L’Assemblée nationale a d’ailleurs adopté fin mai, à nouveau à l’initiative des communistes, une résolution par laquelle elle demande au gouvernement de lui soumettre à nouveau le projet de loi.
« Pour l’instant ce sujet n’a pas été évoqué, ni dans nos échanges avec le Premier ministre ni lorsqu’il est venu assister à la conférence des Présidents », indique Hervé Marseille, le chef de file des sénateurs centristes. « À moins qu’il n’en parle dans sa déclaration de politique générale. Mais je ne vois pas quel serait l’intérêt de faire inscrire à l’ordre du jour quelque chose qui ne peut créer que du conflit. Je ne peux pas vous dire si les positions des uns et des autres peuvent encore évoluer, mais ce texte ne peut revenir sur la table que s’il a une chance d’aboutir », explique l’élu des Hauts-de-Seine.
« Pour ma part, je continue de penser que, globalement, cet accord est favorable à notre économie et mérite d’être voté », poursuit Hervé Marseille. « Il pourrait, à la rigueur, y avoir des discussions sur un point qui a été monté en épingle, je pense à la question de l’élevage. » Le Ceta permet aux Canadiens d’exporter en Europe jusqu’à 65 000 tonnes de viande bovine sans droits de douane. Les éleveurs français redoutent une déstabilisation du marché, alors que les agriculteurs canadiens ne sont pas soumis aux mêmes réglementations sanitaires que les Européens. Pour autant, en 2023, seules 1 400 tonnes de bœuf canadien sont arrivées en Europe, selon des chiffres du Monde. Et seulement 29 tonnes dans l’Hexagone. Ce faible volume des flux est précisément l’un des arguments mis en avant par les pro-Ceta.

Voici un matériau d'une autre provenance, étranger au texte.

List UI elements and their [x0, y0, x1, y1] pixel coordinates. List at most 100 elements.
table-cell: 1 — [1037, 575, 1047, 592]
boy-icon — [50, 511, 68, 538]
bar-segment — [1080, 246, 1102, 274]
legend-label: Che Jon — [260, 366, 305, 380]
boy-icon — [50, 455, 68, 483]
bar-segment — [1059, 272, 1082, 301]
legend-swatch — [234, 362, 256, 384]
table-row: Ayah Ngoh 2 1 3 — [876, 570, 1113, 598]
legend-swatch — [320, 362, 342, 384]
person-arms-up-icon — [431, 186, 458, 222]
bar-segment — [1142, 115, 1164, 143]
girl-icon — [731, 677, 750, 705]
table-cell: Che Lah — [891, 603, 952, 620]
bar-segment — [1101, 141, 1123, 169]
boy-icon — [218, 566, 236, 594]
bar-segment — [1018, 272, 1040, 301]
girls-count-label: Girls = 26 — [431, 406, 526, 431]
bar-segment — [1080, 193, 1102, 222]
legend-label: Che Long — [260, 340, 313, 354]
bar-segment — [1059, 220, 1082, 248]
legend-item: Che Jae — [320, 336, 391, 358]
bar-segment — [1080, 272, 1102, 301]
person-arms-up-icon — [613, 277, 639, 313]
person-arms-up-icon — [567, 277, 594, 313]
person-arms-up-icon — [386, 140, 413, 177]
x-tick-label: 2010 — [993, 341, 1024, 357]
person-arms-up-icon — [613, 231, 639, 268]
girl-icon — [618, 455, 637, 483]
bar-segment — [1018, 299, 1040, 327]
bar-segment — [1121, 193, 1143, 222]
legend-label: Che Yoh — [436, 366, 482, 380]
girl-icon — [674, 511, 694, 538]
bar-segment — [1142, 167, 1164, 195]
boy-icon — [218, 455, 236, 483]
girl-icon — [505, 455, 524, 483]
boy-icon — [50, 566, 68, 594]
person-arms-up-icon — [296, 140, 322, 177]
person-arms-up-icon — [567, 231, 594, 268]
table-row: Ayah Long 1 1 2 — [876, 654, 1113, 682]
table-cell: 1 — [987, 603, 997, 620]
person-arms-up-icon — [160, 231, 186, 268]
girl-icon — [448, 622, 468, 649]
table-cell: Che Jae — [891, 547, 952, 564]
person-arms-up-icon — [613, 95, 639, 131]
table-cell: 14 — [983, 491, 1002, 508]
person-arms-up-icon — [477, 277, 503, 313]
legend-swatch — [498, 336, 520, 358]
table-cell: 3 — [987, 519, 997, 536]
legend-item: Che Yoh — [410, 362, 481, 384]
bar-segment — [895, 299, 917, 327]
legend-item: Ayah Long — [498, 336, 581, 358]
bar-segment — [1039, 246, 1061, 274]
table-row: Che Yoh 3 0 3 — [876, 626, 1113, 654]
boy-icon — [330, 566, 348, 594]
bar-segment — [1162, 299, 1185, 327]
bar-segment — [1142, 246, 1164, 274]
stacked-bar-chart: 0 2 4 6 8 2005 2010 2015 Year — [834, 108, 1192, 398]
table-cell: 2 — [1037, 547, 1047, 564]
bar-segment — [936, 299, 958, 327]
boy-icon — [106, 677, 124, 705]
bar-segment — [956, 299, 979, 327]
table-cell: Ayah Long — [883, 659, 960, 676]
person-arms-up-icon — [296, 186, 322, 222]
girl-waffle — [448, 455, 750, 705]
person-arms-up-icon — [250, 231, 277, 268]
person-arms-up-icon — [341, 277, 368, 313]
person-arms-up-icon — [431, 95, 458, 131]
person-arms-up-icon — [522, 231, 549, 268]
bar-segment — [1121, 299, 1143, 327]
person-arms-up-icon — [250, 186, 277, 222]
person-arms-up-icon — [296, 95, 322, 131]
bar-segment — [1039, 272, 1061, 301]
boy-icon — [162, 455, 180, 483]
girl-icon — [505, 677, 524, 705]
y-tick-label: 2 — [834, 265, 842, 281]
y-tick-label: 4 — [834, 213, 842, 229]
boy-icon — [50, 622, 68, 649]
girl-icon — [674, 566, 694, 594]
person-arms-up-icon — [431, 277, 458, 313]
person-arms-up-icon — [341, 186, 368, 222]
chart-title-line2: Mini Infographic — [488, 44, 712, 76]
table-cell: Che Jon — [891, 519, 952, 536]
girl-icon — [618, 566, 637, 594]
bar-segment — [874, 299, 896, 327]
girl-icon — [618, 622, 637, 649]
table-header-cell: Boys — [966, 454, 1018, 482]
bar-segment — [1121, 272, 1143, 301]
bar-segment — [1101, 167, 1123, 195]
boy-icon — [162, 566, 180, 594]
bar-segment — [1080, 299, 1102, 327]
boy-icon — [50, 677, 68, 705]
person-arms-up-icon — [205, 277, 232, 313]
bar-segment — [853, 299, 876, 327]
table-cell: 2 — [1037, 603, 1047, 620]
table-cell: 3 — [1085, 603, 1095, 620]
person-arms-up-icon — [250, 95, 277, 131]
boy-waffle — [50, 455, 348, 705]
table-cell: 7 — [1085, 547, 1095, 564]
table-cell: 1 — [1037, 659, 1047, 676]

« Si les Canadiens ont si peu de bœuf à importer, pourquoi ne pas proposer un autre texte sans la partie viande ? Tout le monde sera content, le reste de l’accord est moins crispant et pose moins de problèmes », explique Laurent Duplomb. « Il y a une naïveté coupable à penser que l’introduction de clauses miroirs, soumettant les exportations aux mêmes conditions de production que les élevages français, suffirait à rééquilibrer l’accord. On sait bien qu’il y a d’énormes lacunes dans les contrôles », dénonce l’élu de la Haute-Loire.
Vers une annulation de l’ensemble de l’accord ?
La procédure de ratification européenne du Ceta prévoit qu’il soit mis fin à son application si un seul des Etats membres le rejette, à condition que ce rejet soit officiellement notifié à Bruxelles. En clair, les gouvernements concernés peuvent attendre, et tenter de soumettre à nouveau l’accord de libre-échange à leurs parlementaires, s’ils estiment le contexte politique plus favorable à son adoption. Ainsi, si le Parlement chypriote a rejeté la ratification du CETA en juillet 2020, Nicosie ne l’a jamais formellement notifié à la Commission européenne. « Passer ainsi sur la représentation des peuples pour s’en remettre à des décisions technocratiques finira, tôt ou tard, par avoir des conséquences sur l’acceptabilité des populations », avertit Laurent Duplomb.